The potential of AI to revolutionize quality control in frozen food production is undeniable. A study by Grand View Research estimates that AI in food and beverage markets will grow from $8.45 billion in 2023 at a CAGR of 39.1% from 2024 to 2030, with a revenue forecast of $84.75 billion. This growth opportunity reflects the increasing adoption of AI-driven solutions across the industry, which has naturally led to an increase in the number of new AI inspection system developers.

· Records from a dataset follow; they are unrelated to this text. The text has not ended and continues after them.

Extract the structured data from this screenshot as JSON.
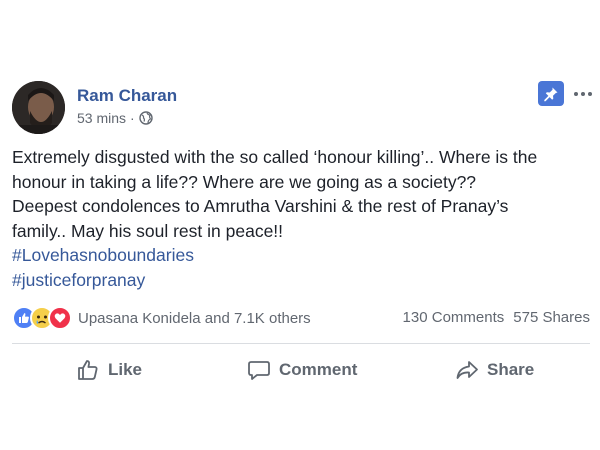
{
  "post": {
    "author": "Ram Charan",
    "time": "53 mins",
    "separator": "·",
    "audience_icon": "globe-icon",
    "pin_icon": "pin-icon",
    "more_icon": "more-icon",
    "text_lines": [
      "Extremely disgusted with the so called ‘honour killing’.. Where is the",
      "honour in taking a life?? Where are we going as a society??",
      "Deepest condolences to Amrutha Varshini & the rest of Pranay’s",
      "family.. May his soul rest in peace!!"
    ],
    "hashtags": [
      "#Lovehasnoboundaries",
      "#justiceforpranay"
    ]
  },
  "reactions": {
    "icons": [
      "like-reaction-icon",
      "sad-reaction-icon",
      "love-reaction-icon"
    ],
    "names": "Upasana Konidela and 7.1K others",
    "comments": "130 Comments",
    "shares": "575 Shares"
  },
  "actions": {
    "like": "Like",
    "comment": "Comment",
    "share": "Share"
  },
  "colors": {
    "link": "#365899",
    "text": "#1d2129",
    "muted": "#616770",
    "pin_bg": "#4a76d6"
  }
}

One key value of AI-driven vision systems is their objectivity. Unlike human inspectors, a well-trained AI system never takes a break, gets fatigued, or has an "off day" on the line. It applies measurements the human operator defines to analyze products for exact quality criteria. This way of AI training is called "supervised learning," which means human influence is always at the core of the system's function.

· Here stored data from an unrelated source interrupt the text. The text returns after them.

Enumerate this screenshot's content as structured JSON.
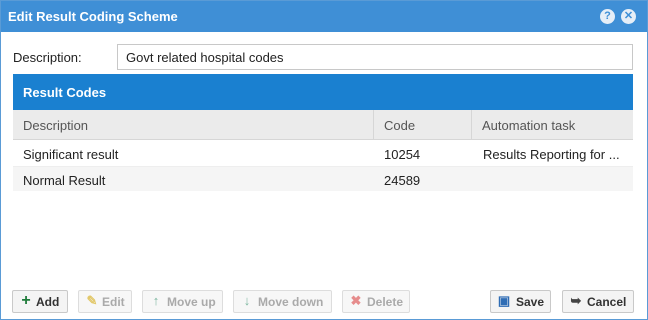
{
  "dialog": {
    "title": "Edit Result Coding Scheme",
    "help_icon": "help-icon",
    "close_icon": "close-icon"
  },
  "form": {
    "description_label": "Description:",
    "description_value": "Govt related hospital codes"
  },
  "panel": {
    "title": "Result Codes",
    "columns": [
      "Description",
      "Code",
      "Automation task"
    ],
    "rows": [
      {
        "description": "Significant result",
        "code": "10254",
        "automation": "Results Reporting for ..."
      },
      {
        "description": "Normal Result",
        "code": "24589",
        "automation": ""
      }
    ]
  },
  "toolbar": {
    "add": "Add",
    "edit": "Edit",
    "move_up": "Move up",
    "move_down": "Move down",
    "delete": "Delete",
    "save": "Save",
    "cancel": "Cancel"
  },
  "colors": {
    "titlebar": "#3f8fd6",
    "panel_header": "#1a80d0",
    "add_icon": "#1e7b3a"
  }
}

Through supervised learning, AI models are built based on showing the system both “good” examples and “bad” examples. Over time, the AI system learns the tolerances for a specific product feature or foreign material. Models can change or evolve as new product samples enter the training set, but the human operator or team of operators always remains in command.

"Unsupervised" AI training allows the AI to develop its own tolerances for products or materials. This method poses several risks regarding food production; because the AI is always seeking data, unsupervised AI systems may begin making incorrect decisions on product quality, prompting potentially disastrous results. It is crucial that an AI supplier can demonstrate or offer consistent training and support for the AI models over the system's life.

Smart Systems Ensure Safe Foods, Portion Precision

Adopting AI-driven vision inspection technologies offers frozen food manufacturers a significant competitive advantage in an industry with fierce competition and tight margins. These systems enhance safety and efficiency and demonstrate a commitment to innovation and quality, strengthening brand reputation and consumer loyalty.

By addressing emerging challenges and leveraging AI technologies, frozen food producers can enhance product safety, reduce operational costs, and meet the ever-evolving expectations of consumers and regulators. As AI advances, it will play an even more significant role in shaping the future of frozen food manufacturing, ensuring that quality and efficiency go hand in hand.

In the competitive and safety-critical world of frozen food production, embracing advanced AI technologies is not just an option but a necessity.